Diverting Mentally Ill Low-Level Offenders Makes Sense For L.A.

Hope for Troubled Suspects; A Pilot Program for Defendants Living with Mental Illness could Transform the L.A. County Justice System.” Los Angeles Times Sep 18 2014 – By Marisa Gerber

“Los Angeles officials announced Wednesday the launch of an alternative sentencing program aimed at diverting mentally ill, low-level offenders from jail into treatment, a project they hope will signal a dramatic shift for the county’s criminal justice system.

The $756,000 initiative marks one of the county’s most significant attempts to find a better way to treat people who have mental illness and wind up in the criminal justice system by offering them transitional housing, medical treatment and job-hunting help. Officials say the pilot program will start in Van Nuys and initially help 50 people at a time, but it is expected to spread throughout the county and could accommodate up to 1,000 people at once.

The program is designed to reduce jail overcrowding and end a revolving door for offenders with mental illness who find themselves incarcerated for relatively minor crimes.

“It is time to stop bouncing people who are mentally ill and genuinely sick between the streets and our jails,” said Dist. Atty. Jackie Lacey. “This is an unconscionable waste of human life and money…

A similar but more comprehensive plan in Miami-Dade County, which L.A. officials used as a model, saw a dramatic drop in recidivism rates.
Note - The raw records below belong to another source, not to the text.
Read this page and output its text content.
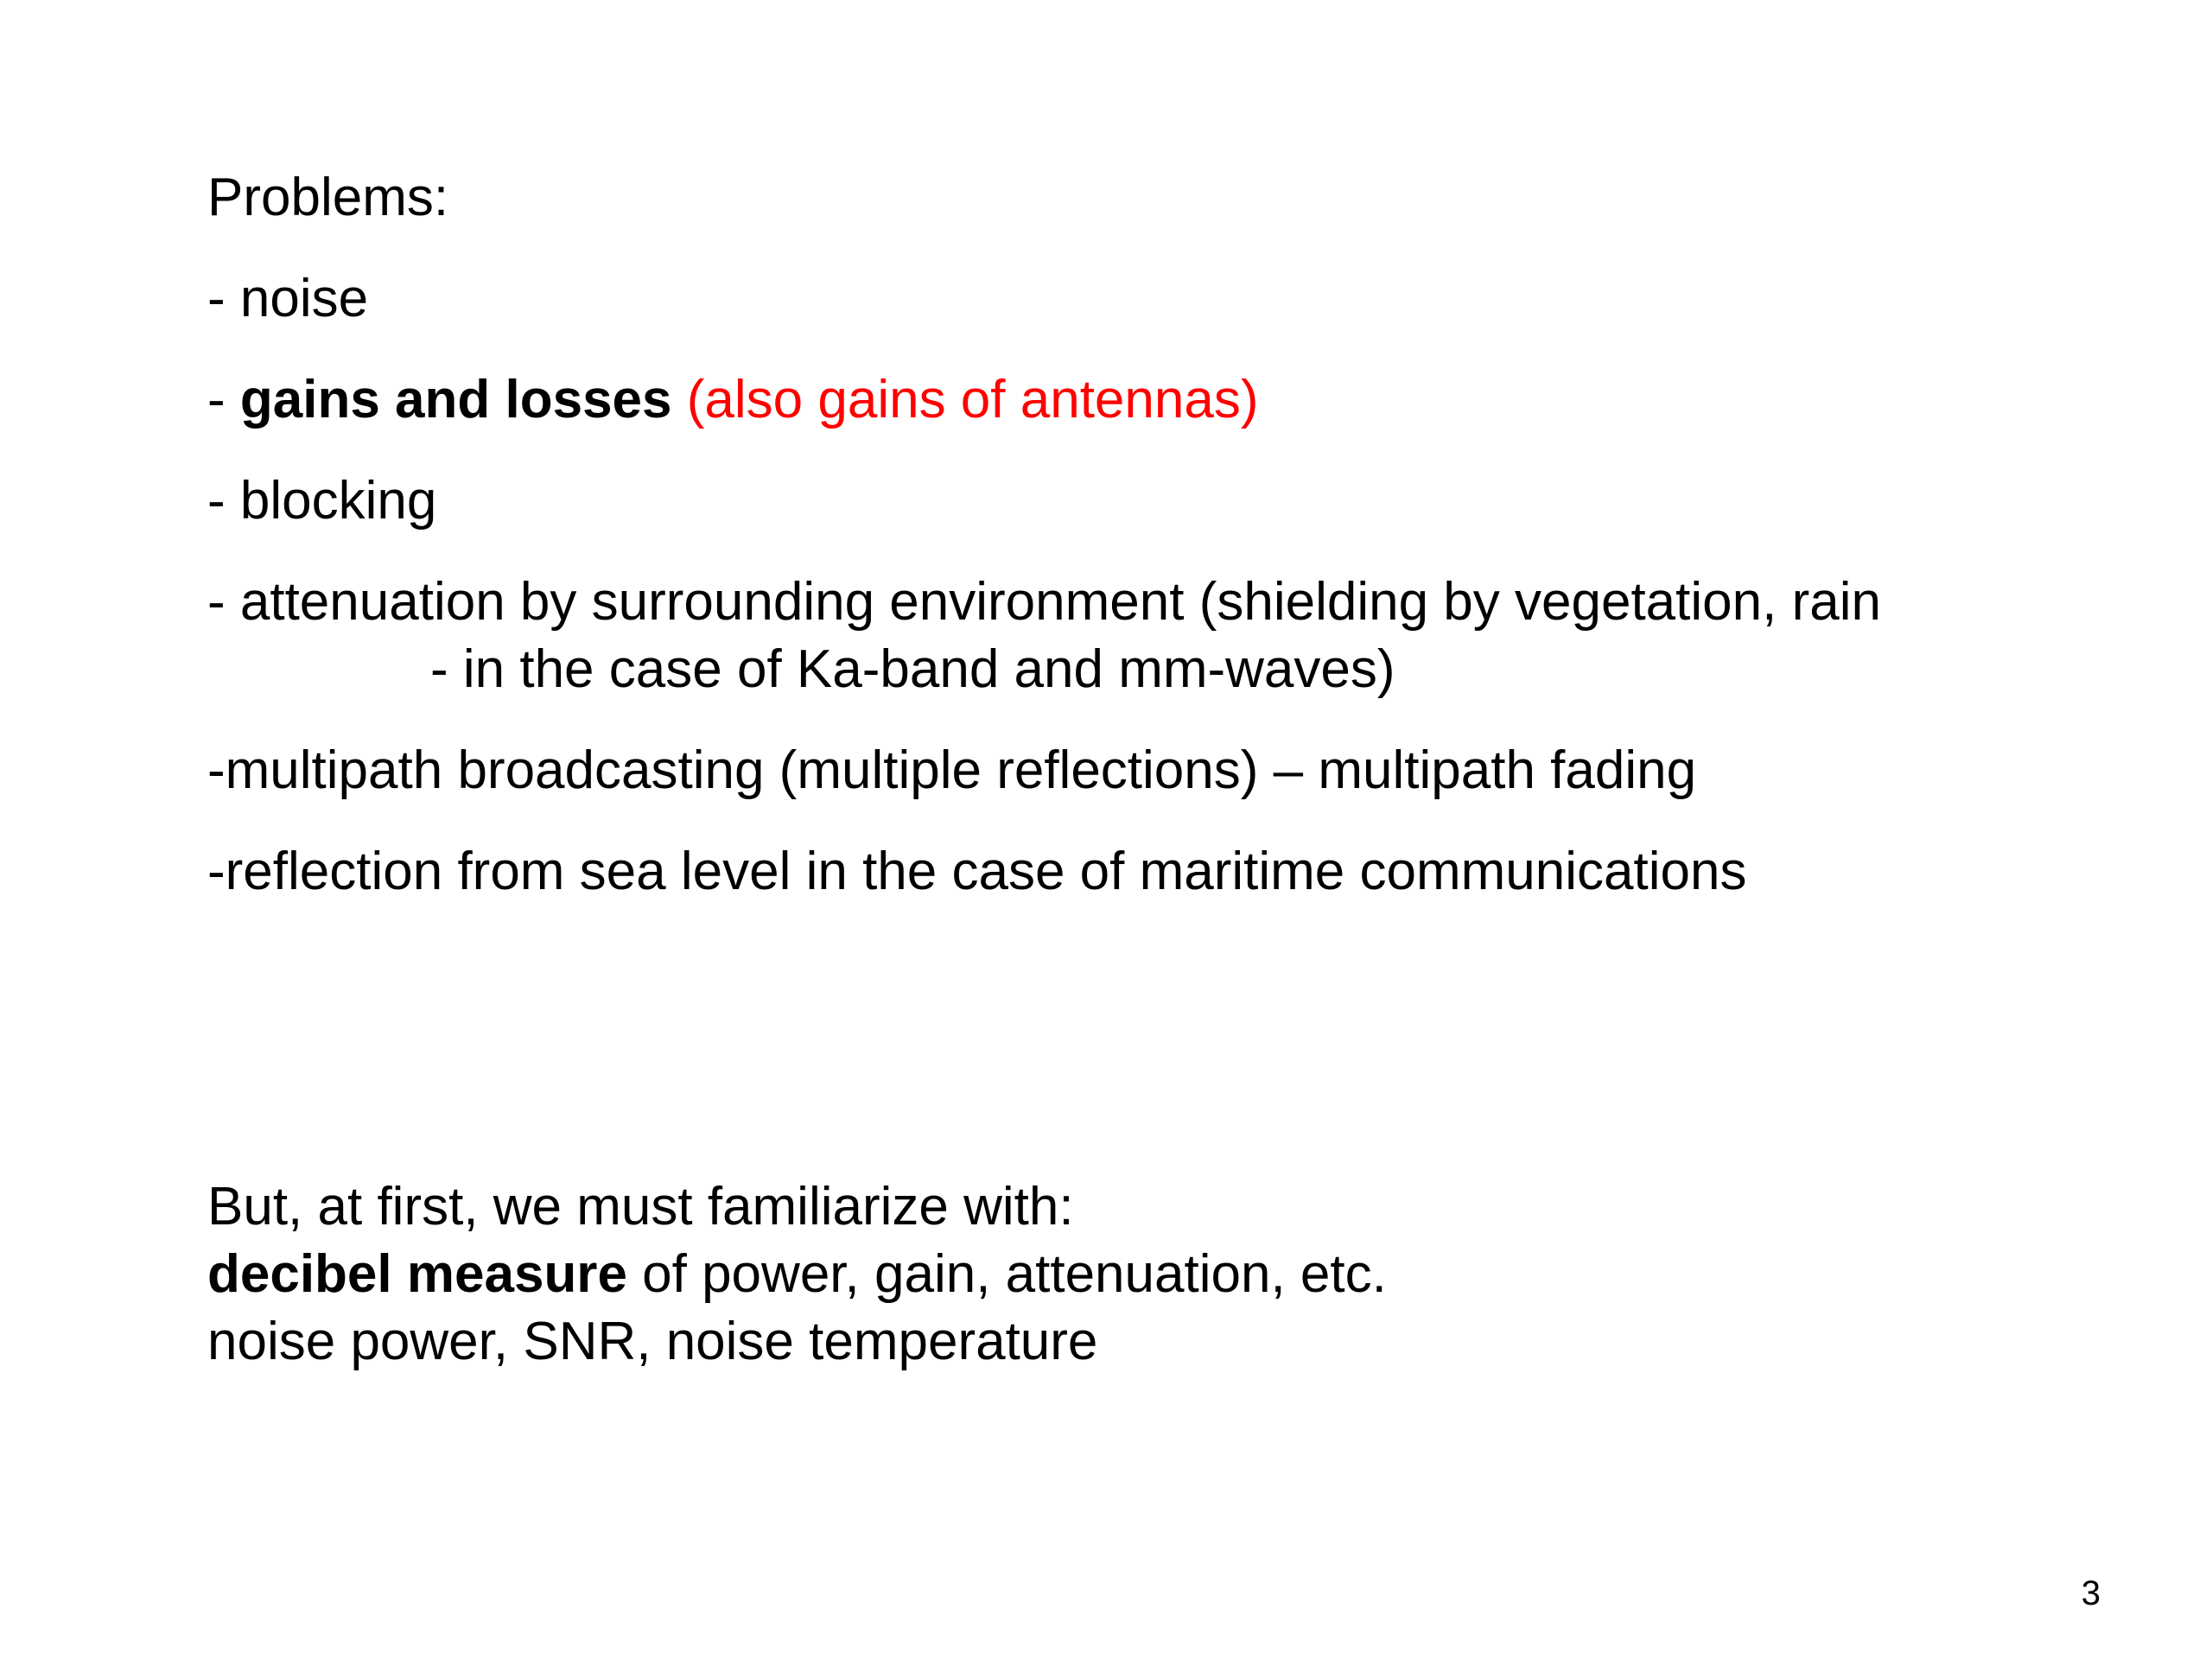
Problems:
- noise
- gains and losses (also gains of antennas)
- blocking
- attenuation by surrounding environment (shielding by vegetation, rain
- in the case of Ka-band and mm-waves)
-multipath broadcasting (multiple reflections) – multipath fading
-reflection from sea level in the case of maritime communications
But, at first, we must familiarize with:
decibel measure of power, gain, attenuation, etc.
noise power, SNR, noise temperature
3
Judge Steve Leifman, who helped start the Criminal Mental Health Project in Florida, said that when the program started in 2000 the recidivism rate for low-level misdemeanor offenders with mental illness was 72%. Now, he said, it’s down to 20%.
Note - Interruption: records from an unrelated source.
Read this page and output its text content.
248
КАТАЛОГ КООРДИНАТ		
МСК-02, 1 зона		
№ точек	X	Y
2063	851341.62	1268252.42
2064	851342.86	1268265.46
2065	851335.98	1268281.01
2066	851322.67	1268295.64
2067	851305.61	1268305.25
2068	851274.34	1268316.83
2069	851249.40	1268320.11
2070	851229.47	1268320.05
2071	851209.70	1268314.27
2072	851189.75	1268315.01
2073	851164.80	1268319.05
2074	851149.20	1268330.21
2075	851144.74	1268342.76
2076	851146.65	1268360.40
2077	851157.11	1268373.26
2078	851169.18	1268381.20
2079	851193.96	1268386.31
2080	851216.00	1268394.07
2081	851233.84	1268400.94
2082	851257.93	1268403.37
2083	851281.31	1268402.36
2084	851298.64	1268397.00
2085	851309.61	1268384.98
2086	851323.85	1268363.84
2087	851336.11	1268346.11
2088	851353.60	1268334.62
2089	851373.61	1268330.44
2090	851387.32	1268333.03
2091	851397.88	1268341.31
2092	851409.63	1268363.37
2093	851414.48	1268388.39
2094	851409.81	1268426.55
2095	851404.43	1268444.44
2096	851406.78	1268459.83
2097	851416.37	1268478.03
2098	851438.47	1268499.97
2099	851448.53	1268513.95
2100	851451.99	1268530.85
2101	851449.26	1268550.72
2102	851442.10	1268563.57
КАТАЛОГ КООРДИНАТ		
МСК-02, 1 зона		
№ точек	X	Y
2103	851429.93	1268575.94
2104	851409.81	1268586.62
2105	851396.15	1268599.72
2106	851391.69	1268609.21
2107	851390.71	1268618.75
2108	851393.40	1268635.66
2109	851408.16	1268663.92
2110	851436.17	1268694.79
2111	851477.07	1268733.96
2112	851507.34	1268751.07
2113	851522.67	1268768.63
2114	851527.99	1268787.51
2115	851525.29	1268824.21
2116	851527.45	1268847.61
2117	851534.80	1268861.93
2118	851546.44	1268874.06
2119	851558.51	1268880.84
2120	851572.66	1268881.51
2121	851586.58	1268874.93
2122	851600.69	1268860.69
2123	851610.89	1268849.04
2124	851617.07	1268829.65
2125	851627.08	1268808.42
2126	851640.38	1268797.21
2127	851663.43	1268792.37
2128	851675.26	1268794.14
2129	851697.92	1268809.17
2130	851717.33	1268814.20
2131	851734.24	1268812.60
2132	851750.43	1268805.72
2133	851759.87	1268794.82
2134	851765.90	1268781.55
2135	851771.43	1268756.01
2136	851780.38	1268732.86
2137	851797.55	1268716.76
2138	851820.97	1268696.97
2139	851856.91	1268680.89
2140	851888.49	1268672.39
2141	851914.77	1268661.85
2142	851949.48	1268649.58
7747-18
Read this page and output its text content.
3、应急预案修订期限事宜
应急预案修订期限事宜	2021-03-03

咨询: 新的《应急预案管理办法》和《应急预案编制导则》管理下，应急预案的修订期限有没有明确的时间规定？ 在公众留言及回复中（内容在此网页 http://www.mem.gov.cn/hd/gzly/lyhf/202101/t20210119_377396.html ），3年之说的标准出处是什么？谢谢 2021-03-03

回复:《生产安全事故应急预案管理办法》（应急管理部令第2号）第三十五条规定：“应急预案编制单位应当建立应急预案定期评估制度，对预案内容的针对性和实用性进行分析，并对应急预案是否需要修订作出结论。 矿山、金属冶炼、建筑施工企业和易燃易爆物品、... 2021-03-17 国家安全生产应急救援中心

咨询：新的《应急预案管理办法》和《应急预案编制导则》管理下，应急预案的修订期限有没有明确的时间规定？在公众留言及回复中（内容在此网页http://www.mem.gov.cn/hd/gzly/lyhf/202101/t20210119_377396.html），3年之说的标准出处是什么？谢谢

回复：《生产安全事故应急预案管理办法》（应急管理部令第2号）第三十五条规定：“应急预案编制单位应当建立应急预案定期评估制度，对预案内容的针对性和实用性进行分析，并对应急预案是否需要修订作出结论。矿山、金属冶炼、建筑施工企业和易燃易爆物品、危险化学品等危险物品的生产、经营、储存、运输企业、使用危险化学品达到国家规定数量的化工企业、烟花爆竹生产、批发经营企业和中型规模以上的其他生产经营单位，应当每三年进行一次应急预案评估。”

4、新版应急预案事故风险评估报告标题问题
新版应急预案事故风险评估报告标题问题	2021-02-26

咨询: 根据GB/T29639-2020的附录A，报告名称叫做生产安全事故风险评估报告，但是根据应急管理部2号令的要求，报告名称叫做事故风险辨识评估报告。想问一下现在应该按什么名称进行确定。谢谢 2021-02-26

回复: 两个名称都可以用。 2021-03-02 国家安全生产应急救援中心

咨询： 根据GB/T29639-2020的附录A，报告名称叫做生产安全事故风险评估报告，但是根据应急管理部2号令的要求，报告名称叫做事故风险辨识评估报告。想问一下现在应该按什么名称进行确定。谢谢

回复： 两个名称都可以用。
The Miami-Dade plan, which included training thousands of police officers on how to deal with people who have mental illness, cut the local jail population nearly in half and allowed the county to close one of its facilities.

Leifman said he thought L.A.’s decision to start with a pilot program in one region and let it spread made sense.

“We started very slow and very small,” he said. “We had to show people that this was not just about letting people off with no consequences…. You have to show them it works.”